Sanford scandal ends with whimper: No impeachment

COLUMBIA, S.C. — A South Carolina House panel voted Wednesday not to impeach Gov. Mark Sanford for abandoning his duties and abuse of power, all but closing the door on lawmakers removing Sanford from office.

The seven-member panel, instead, voted unanimously to censure Sanford, which means the General Assembly would admonish Sanford for his behavior. But, Sanford would get to serve the rest of his term, which has roughly one year remaining.

Lawmakers said that while Sanford may have used a 2008 Argentina trade trip as a cover to initiate an extramarital affair and that his use of state aircraft deserved an S.C. Ethics Commission review, the charges did not meet the high standard they felt was necessary to remove Sanford from office.

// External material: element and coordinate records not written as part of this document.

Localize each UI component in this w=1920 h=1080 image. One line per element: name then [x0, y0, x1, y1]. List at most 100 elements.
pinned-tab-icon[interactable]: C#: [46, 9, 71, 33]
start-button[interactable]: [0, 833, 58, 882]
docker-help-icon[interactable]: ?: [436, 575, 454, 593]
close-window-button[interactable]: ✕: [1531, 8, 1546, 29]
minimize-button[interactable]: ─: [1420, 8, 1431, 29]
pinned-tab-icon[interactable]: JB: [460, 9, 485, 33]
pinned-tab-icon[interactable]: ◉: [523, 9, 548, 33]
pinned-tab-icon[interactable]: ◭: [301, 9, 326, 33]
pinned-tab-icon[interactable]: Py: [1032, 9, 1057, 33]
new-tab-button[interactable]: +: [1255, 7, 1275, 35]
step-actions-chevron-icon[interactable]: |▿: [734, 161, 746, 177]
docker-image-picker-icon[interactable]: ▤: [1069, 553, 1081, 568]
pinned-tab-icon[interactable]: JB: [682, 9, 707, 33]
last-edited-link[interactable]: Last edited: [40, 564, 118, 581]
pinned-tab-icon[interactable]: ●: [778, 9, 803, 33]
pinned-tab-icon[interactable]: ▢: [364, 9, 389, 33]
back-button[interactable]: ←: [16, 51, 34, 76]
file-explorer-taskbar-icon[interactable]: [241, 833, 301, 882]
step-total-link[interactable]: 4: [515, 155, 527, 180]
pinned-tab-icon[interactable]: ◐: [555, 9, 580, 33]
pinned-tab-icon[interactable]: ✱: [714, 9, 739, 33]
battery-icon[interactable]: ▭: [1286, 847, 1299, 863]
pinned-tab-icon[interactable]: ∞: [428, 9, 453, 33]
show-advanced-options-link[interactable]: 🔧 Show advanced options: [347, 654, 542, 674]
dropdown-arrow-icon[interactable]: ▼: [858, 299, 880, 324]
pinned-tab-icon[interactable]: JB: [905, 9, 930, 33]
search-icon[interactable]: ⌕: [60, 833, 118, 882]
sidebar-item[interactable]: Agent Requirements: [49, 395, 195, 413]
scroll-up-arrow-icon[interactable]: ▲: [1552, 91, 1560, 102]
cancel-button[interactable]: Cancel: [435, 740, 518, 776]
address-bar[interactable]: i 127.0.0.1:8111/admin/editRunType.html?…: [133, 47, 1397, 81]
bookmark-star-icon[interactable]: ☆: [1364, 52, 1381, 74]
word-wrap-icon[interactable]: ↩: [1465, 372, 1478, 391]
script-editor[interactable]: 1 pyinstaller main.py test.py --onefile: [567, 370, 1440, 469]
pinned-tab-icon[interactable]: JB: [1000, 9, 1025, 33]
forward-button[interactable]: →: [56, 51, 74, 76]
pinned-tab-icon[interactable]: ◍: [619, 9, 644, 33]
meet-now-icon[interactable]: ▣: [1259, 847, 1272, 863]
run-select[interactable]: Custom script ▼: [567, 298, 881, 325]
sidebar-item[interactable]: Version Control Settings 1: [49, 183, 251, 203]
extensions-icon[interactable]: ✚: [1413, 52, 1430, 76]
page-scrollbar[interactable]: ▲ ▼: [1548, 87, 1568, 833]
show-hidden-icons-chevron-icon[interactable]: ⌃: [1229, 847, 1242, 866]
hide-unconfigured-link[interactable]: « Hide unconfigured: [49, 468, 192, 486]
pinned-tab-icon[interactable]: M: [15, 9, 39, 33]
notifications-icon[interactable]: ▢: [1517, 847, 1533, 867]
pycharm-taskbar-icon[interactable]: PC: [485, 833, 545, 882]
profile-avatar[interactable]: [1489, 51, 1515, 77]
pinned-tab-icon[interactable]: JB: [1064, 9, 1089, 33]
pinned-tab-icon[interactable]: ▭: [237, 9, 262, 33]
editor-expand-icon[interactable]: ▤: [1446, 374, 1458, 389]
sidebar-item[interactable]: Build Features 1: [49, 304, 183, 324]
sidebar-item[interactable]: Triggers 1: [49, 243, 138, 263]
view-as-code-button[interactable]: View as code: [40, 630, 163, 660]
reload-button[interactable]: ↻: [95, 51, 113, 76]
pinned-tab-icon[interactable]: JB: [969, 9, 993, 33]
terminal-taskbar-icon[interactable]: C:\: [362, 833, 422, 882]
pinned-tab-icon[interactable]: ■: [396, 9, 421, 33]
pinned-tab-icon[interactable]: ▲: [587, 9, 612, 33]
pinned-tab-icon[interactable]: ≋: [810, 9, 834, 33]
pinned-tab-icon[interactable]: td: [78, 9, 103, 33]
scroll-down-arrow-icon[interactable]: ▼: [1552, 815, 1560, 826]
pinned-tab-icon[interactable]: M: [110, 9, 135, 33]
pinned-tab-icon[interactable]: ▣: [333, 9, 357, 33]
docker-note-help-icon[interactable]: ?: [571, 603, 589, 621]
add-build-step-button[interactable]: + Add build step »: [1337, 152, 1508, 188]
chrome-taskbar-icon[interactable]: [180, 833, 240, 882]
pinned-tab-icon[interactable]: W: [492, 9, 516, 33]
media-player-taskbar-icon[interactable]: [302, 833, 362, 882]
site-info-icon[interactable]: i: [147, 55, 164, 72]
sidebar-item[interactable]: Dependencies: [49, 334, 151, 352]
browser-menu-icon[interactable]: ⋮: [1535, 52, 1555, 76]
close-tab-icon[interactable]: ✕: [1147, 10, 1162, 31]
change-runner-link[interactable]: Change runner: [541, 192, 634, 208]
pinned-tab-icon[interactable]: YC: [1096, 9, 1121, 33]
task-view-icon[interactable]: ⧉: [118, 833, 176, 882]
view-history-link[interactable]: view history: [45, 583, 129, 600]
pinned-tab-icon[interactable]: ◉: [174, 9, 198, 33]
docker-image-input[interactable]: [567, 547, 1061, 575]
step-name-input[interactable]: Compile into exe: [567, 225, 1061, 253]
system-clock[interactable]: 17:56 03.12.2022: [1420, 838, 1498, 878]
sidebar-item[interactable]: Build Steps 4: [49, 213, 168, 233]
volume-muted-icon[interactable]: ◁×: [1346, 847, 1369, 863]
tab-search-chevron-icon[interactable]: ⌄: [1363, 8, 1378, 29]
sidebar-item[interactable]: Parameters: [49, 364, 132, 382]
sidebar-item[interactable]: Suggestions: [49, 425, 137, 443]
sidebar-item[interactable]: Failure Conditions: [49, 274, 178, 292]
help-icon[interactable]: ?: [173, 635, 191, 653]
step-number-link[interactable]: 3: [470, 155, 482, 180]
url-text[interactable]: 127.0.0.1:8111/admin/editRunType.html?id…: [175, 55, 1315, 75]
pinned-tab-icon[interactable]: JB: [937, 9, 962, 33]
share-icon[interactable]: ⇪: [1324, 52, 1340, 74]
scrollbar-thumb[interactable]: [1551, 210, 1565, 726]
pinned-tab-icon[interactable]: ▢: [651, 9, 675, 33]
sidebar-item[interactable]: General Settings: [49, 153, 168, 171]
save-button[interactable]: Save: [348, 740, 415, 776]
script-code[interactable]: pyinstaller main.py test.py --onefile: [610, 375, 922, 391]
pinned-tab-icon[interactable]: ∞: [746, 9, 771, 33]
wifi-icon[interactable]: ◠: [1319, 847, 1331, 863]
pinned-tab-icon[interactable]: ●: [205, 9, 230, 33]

The only vote in support was Rep. Greg Delleney, R-Chester, one of four sponsors.

Delleney said he will try to convince Judiciary committee members to vote in favor next week, but was not optimistic.

"It will be difficult, but I'm not giving up," Delleney said. "This is a political process. The political will is just not there. I'm prepared to accept the consequences."

Deliberations were emotional. One opponent of impeachment, Jenny Horne, R-Dorchester, cried as she explained the she did not nbelieve Sanford's actions rose to the level of impeachment.

Earlier in the meeting, Reps. Garry Smith, R-Greenville, David Weeks, D-Sumter and Walt McLeod, D-Newberry spoke out against the impeachment resolution.

Weeks, McLeod and Horne are all attorneys. Each argued the bar for impeachment is too high for what Sanford was accused of.

Late Wednesday afternoon, Sanford issued the following statement:

"In light of the ad hoc committee wrapping up its work today, I would like to make several points. One, I'd like to thank the Committee for its work, and for their deliberate and measured approach throughout the process.

"Two, we agree with the Committee's dismissal of 32 of the 37 ethics allegations. From the beginning I acknowledged my moral failing, and I apologized repeatedly. But in the same breath I said, as real as that was, what has been suggested with regard to supposedly not watching out for the taxpayer was just not correct; and that if there had been any oversight, it was minor and technical in nature. We are confident that the remaining five allegations will be dismissed just as the 32 were, because we have consistently tried to be true to the taxpayer. This has not changed, and it will not change.

"Three, I want to thank the people of this state for their kindness and grace. I was encouraged repeatedly in traveling across the state over the last several months by countless people telling me to 'hang in there,' and 'finish strong.' The people of South Carolina have given me great strength in this adversity I've created for myself, and I want to again thank them for it.

"It's my intention to finish strong focusing on the economic challenges facing our state -- just as we've seen with Boeing's record-setting announcement a month ago, with Crane Company announcing 1,000 new jobs in Barnwell County a couple of weeks ago, or with Red Ventures, where I was earlier today, announcing 1,000 jobs in Lancaster County. I'll also be focused on real opportunities for reform on the legislative front in making South Carolina more competitive in the global competition for jobs, investment and way of life. We'd ask that people from all corners of the state make their voices heard on this front."